Lady Lions see the caring for others, the way Washington has embraced the Pink Zone at Penn State and propelled its rapid growth. Her law degree again proved handy when she handled the complex paperwork that the group needed to achieve nonprofit status.

“We needed someone who had some knowledge of that to guide us in that direction,” said Jennifer James, an assistant athletic director and liaison to the team. “So she took the lead in that to pave the way.”

Washington also has championed the Centre County Women’s Resource Center, helping to raise thousands of dollars to fight domestic violence.

And she’s a mom, raising two children, Quenton, 6, and Rhaiyna, 2, with her husband, Raynell Brown, a Penn State law professor.

As demanding as her job is, she could easily let it consume her. But while carrying her son, she made a vow. “I just decided about that part that I’m going to be a working mom, but I’m not going to have working-mom guilt,” she said.

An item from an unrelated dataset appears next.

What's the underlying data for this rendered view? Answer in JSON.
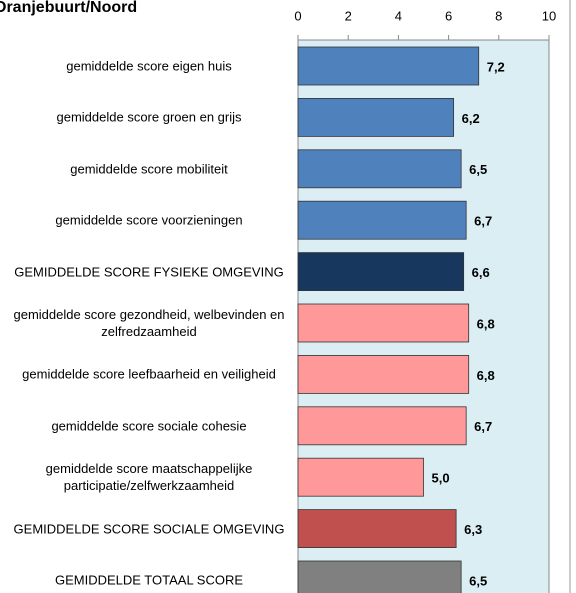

After work, when she walks into her Patton Township home and into bedtime routines, she hangs up her phone and gives her family her full attention. But she doesn’t draw rigid lines between her work and her home. Players visit so much, her son considers them sisters. Recruiting trips become family adventures when everyone hits the road.

“There is no separation,” Washington said. “My family is part of my team, and my team is part of my family.”

Once again, she’s the point guard achieving balance — and the lawyer hoping to set a precedent. She wants her players to study her as she does them, to follow her example and realize, with enough drive and sweat, they really can have it all.

Consider it the ultimate assist.

“Because I’m living my dream life,” she said.